According to the Calder Vets, the most common foreign object that can cause ear problems to your canine buddy are grass seeds. Objects like grass seeds or debris can enter  your fur baby’s ear canal, causing irritation and potential infection. Aside from causing discomfort to your pup, if these foreign bodies are stuck for a long period of time, it can eventually develop into an infection! That is why aural inspection is very important for your pup’s overall health. 




Certain breeds with cute floppy ears, such as Cocker Spaniels or Basset Hounds, may be more prone to ear problems due to reduced air circulation in the ear canal. Pooches known for heavy skin folds, like shar-peis and bulldogs, often have very narrow ear canals. This means that small amounts of debris can easily clog their ear canals and eventually cause discomfort. 

Excessive Moisture

Do you enjoy swimming with your fur baby? Did you know that canines that swim frequently and have long, floppy ears may easily trap moisture in their ear canals, creating an environment conducive to infections, eventually developing swimmer’s ear or otitis externa. This condition is characterized by inflammation of the external ear canal and can be exacerbated by trapped moisture.

Hormonal Imbalances

Hormonal changes can contribute to skin conditions that affect the ears. Hormonal influences on the skin can affect the balance of oils, the immune response, and the overall health of the skin. Hormonal changes that compromise the immune system or alter the skin’s natural defenses may predispose canines to secondary infections. Bacterial or fungal infections can affect the ears, leading to symptoms like redness, swelling, and discharge.

Autoimmune Diseases

Some autoimmune disorders can manifest in the ears, leading to chronic inflammation. While autoimmune diseases affecting the ears specifically are relatively uncommon, there are autoimmune conditions that can involve the ear tissues, such as Pemphigus Complex, Immune-Mediated Otitis Externa, and more. 




The most common cause of ear injuries in dogs is trauma. This can be caused by the dog themselves, such as scratching or shaking their head, or by external factors like getting stuck in bushes or branches. 

Poor Hygiene

Lack of regular ear cleaning can lead to the buildup of wax and debris, increasing the risk of infections. An everyday inspection of your fur baby’s ears is highly recommended. To clean your furry best friend’s ears you should gently tilt their head downward with one hand. Squirt a gentle cleanser recommended by your veterinarian into your pooch’s ear, filling the canal. Lastly, hold the ear closed, give it a nice massage, really squishing the cleanser around in there. However, if you are not confident in doing this personally, you can always ask your professional groomer or your veterinarian. 

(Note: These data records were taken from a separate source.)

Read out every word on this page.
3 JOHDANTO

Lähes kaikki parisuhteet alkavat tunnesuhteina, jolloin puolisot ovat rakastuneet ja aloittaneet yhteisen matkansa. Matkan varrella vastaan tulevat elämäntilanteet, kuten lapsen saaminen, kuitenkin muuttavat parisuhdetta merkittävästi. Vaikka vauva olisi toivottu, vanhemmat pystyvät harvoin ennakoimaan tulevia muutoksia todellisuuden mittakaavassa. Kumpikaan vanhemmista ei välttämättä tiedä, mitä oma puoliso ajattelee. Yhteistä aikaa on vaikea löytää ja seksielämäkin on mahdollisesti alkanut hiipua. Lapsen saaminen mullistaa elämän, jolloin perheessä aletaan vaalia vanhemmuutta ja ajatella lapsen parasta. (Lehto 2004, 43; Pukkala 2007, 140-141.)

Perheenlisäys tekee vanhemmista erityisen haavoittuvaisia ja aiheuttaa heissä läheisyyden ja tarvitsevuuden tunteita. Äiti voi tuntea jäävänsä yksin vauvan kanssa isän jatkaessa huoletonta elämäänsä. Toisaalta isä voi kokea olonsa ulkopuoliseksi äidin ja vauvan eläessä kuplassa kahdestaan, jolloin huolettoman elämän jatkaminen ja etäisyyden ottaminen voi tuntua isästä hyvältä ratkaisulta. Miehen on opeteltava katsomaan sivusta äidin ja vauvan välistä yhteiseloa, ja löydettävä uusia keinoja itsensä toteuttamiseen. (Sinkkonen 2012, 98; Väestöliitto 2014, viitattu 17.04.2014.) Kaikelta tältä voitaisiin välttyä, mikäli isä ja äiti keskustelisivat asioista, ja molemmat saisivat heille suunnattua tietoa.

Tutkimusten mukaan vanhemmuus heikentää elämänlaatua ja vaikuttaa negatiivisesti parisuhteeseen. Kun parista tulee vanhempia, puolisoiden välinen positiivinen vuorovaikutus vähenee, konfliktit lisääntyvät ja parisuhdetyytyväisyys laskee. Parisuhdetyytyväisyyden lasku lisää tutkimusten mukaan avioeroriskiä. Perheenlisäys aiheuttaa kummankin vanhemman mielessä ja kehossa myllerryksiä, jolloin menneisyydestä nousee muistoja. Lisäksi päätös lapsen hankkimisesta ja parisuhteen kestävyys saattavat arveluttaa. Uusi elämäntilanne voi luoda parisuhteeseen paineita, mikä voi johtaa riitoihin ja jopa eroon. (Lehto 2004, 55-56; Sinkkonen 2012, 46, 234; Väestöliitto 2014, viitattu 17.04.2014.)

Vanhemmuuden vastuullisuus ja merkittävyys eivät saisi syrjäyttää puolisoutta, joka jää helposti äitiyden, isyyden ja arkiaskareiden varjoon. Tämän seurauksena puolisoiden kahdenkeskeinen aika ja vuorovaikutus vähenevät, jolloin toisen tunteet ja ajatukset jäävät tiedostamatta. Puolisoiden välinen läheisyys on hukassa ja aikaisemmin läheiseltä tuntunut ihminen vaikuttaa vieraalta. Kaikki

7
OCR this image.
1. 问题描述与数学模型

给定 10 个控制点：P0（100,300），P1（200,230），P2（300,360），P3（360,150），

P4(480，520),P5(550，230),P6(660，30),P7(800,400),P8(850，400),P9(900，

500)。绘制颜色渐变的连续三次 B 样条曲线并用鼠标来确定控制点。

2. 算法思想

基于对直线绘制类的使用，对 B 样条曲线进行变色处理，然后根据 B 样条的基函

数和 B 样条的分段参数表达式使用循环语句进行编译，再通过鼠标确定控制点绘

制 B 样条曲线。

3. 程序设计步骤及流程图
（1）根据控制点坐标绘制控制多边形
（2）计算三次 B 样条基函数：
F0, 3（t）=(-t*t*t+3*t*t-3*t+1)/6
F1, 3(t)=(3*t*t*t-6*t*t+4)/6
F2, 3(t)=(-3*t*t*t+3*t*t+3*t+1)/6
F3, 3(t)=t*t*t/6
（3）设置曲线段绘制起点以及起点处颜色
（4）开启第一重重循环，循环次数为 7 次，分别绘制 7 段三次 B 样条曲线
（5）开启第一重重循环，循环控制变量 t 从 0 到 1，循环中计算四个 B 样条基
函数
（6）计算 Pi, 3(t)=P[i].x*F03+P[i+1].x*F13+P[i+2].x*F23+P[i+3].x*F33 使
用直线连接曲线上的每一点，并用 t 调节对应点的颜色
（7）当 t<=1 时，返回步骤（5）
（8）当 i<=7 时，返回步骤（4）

If you suspect your dog has ear problems, it’s crucial to consult with a veterinarian for an accurate diagnosis and appropriate treatment. They can examine your dog’s ears, perform necessary tests, and recommend the best course of action based on the specific condition. Regular ear cleaning and preventive measures, such as keeping the ears dry, can help reduce the risk of ear problems in dogs.